The in-depth analysis of tumor cells at single-cell resolution is conducive to the identification of potential therapeutic targets, contributing to the development of new drugs and the improvement of survival. In 2017, Darmanis et al. performed scRNA-seq on 3,589 cells taken from four GBM patients. A group of genes involved in inhibition of apoptosis, regulation of adhesion and CNS development were identified, which provided new ideas for treatment [
28]. In 2019, Wang et al. first identified the RAD51AP1 as an oncogene in GBM using scRNA-seq [
29]. This study revealed a new possibility for treatment, which could enhance the therapeutic effect and prolong survival.

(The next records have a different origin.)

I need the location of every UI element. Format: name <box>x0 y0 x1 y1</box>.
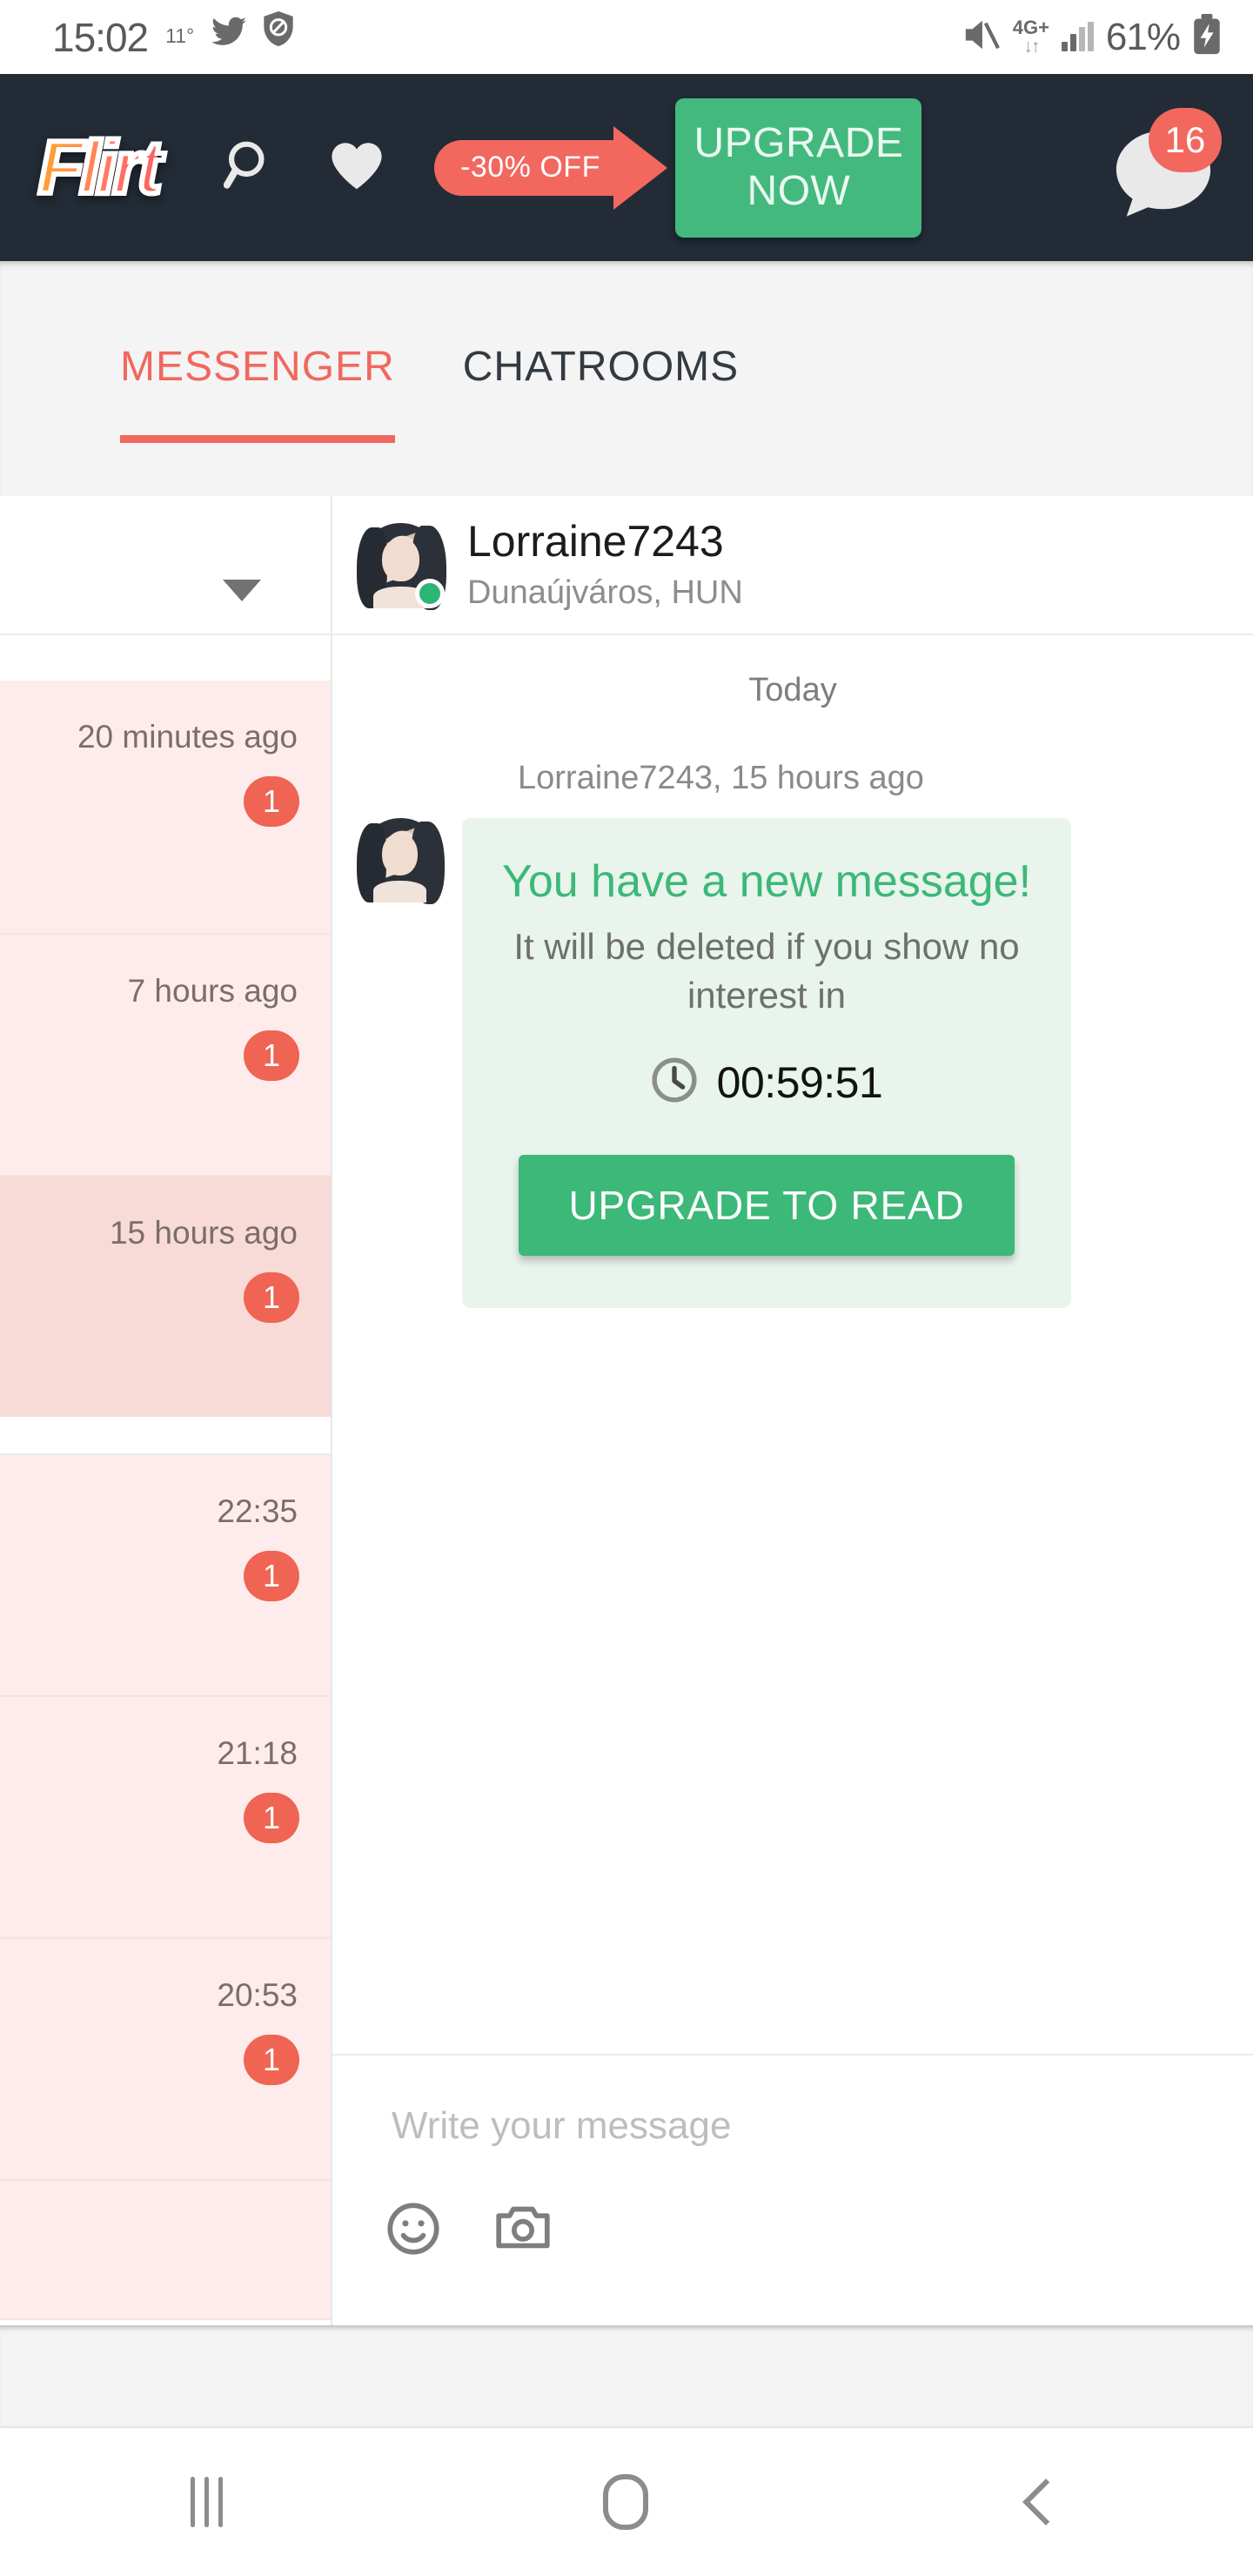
status-clock: 15:02 <box>52 14 149 60</box>
status-bar-left: 15:02 11° <box>0 10 293 61</box>
messages-badge: 16 <box>1149 107 1222 172</box>
list-item[interactable]: 22:35 1 <box>0 1455 331 1697</box>
day-separator: Today <box>748 672 837 708</box>
chat-partner-location: Dunaújváros, HUN <box>467 574 743 611</box>
locked-message-bubble: You have a new message! It will be delet… <box>462 818 1071 1309</box>
countdown-row: 00:59:51 <box>497 1057 1036 1108</box>
list-item[interactable]: 7 hours ago 1 <box>0 935 331 1177</box>
list-item-time: 21:18 <box>217 1735 298 1771</box>
list-item-time: 15 hours ago <box>109 1215 298 1251</box>
list-item[interactable]: 20:53 1 <box>0 1939 331 2181</box>
unread-badge: 1 <box>244 2035 299 2085</box>
unread-badge: 1 <box>244 1030 299 1081</box>
battery-percent: 61% <box>1105 15 1181 58</box>
list-item[interactable]: 20 minutes ago 1 <box>0 681 331 935</box>
app-logo: Flirt <box>36 125 164 210</box>
unread-badge: 1 <box>244 776 299 827</box>
chevron-down-icon[interactable] <box>223 580 261 607</box>
mute-icon <box>961 17 1001 57</box>
message-meta: Lorraine7243, 15 hours ago <box>518 760 924 796</box>
list-item-time: 20:53 <box>217 1977 298 2013</box>
network-type-indicator: 4G+ ↓↑ <box>1012 17 1049 57</box>
avatar[interactable] <box>357 522 446 611</box>
app-header: Flirt -30% OFF UPGRADE NOW 16 <box>0 74 1253 261</box>
message-row: You have a new message! It will be delet… <box>332 818 1253 1309</box>
status-temperature: 11° <box>165 23 195 47</box>
message-avatar <box>357 818 445 904</box>
status-bar-right: 4G+ ↓↑ 61% <box>961 14 1253 60</box>
list-item-time: 7 hours ago <box>127 973 298 1009</box>
tab-chatrooms-label: CHATROOMS <box>462 344 740 390</box>
unread-badge: 1 <box>244 1272 299 1323</box>
bottom-gray-band <box>0 2325 1253 2428</box>
discount-promo-banner[interactable]: -30% OFF <box>434 125 682 210</box>
signal-strength-icon <box>1061 21 1094 51</box>
message-composer: Write your message <box>332 2054 1253 2325</box>
online-status-indicator <box>415 578 445 608</box>
countdown-value: 00:59:51 <box>716 1057 883 1107</box>
camera-icon[interactable] <box>494 2202 552 2260</box>
upgrade-now-label: UPGRADE NOW <box>694 119 904 214</box>
list-item-time: 22:35 <box>217 1493 298 1529</box>
tab-chatrooms[interactable]: CHATROOMS <box>463 343 739 391</box>
list-item-selected[interactable]: 15 hours ago 1 <box>0 1177 331 1417</box>
chat-header[interactable]: Lorraine7243 Dunaújváros, HUN <box>332 496 1253 635</box>
list-item[interactable] <box>0 2181 331 2320</box>
chat-partner-name: Lorraine7243 <box>467 517 724 566</box>
bubble-subtitle: It will be deleted if you show no intere… <box>513 925 1020 1016</box>
bubble-title: You have a new message! <box>501 856 1032 907</box>
list-item[interactable]: 21:18 1 <box>0 1697 331 1939</box>
battery-charging-icon <box>1192 14 1222 60</box>
system-nav-bar <box>0 2428 1253 2576</box>
tab-messenger[interactable]: MESSENGER <box>120 343 395 443</box>
recents-icon[interactable] <box>190 2477 223 2527</box>
search-icon[interactable] <box>224 138 278 197</box>
promo-arrow-tip <box>613 125 668 210</box>
tab-bar: MESSENGER CHATROOMS <box>0 261 1253 496</box>
discount-label: -30% OFF <box>460 151 600 184</box>
tab-active-indicator <box>120 435 395 443</box>
upgrade-to-read-button[interactable]: UPGRADE TO READ <box>519 1155 1015 1257</box>
message-input[interactable]: Write your message <box>392 2104 731 2148</box>
unread-badge: 1 <box>244 1793 299 1843</box>
chat-panel: Lorraine7243 Dunaújváros, HUN Today Lorr… <box>332 496 1253 2325</box>
home-icon[interactable] <box>603 2474 649 2530</box>
upgrade-now-button[interactable]: UPGRADE NOW <box>675 97 922 238</box>
conversation-list[interactable]: 20 minutes ago 1 7 hours ago 1 15 hours … <box>0 496 331 2325</box>
twitter-icon <box>211 17 247 50</box>
conversation-list-header <box>0 496 331 635</box>
list-separator <box>0 1417 331 1455</box>
tab-messenger-label: MESSENGER <box>120 344 395 390</box>
do-not-disturb-shield-icon <box>264 10 293 50</box>
back-chevron-icon[interactable] <box>1022 2479 1070 2526</box>
conversation-list-spacer <box>0 635 331 681</box>
heart-icon[interactable] <box>328 139 385 196</box>
status-bar: 15:02 11° 4G+ ↓↑ 61% <box>0 0 1253 74</box>
list-item-time: 20 minutes ago <box>77 719 298 755</box>
unread-badge: 1 <box>244 1551 299 1601</box>
main-content: 20 minutes ago 1 7 hours ago 1 15 hours … <box>0 496 1253 2325</box>
clock-icon <box>651 1057 698 1108</box>
upgrade-to-read-label: UPGRADE TO READ <box>568 1183 965 1229</box>
messages-button[interactable]: 16 <box>1109 107 1222 223</box>
smiley-icon[interactable] <box>386 2202 440 2260</box>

The WGCNA method was used based on the scRNA-seq results to investigate the key genes in cell cluster 9, and SHISA9 and ASTN2 were identified as the hub genes. These two genes may play an important role in the process of cell cluster 9 characterizing cancer malignancy. A search in the GeneCards database [
30] revealed that SHISA9 may be involved in the regulation of AMPA receptor activity and short-term neuronal synaptic plasticity and was identified as a risk gene for schizophrenia [
31]. ASTN2, which primarily encodes astrotactin, has been reported to be dysregulated in various neurodevelopmental disorders [
32].
Although some studies have demonstrated that the ASTN2 gene plays an important role in glial-guided neuronal migration, there are no studies about its impact on GBM cell migration. ASTN2 is not specific for GBM and also expresses moderately in normal glial cells. However, both bioinformatics and our experiments show that the ASTN2 expression in GBM was significantly higher than that in normal glial cells. These results suggest that ASTN2 may play a role in the development of GBM. Combined with functional enrichment analysis and its role in glial-guided neuronal migration, it is reasonable to speculate that ASTN2 may have an effect on GBM migration. We found for the first time that the down-regulation of ASTN2 could inhibit the migration of GBM LN229 and A172 cell lines, which provides a new direction for future studies on the inhibition of glioma migration and metastasis. Although the underlying mechanism was not studied further, we found a correlation between ASTN2 and SHISA9. The down-regulation of ASTN2 reduced the expression of SHISA9, which may also be a breakthrough in the study of the mechanism of inhibiting migration.
In summary, our findings demonstrate that pseudotime value maybe a predictive factor for GBM prognosis. It is particularly noteworthy that the overexpression of ASTN2 in GBM cell lines is associated with the expression of SHISA9 in GBM patients. Overall, these findings indicate that ASTN2 could be a promising target for GBM migration inhibition.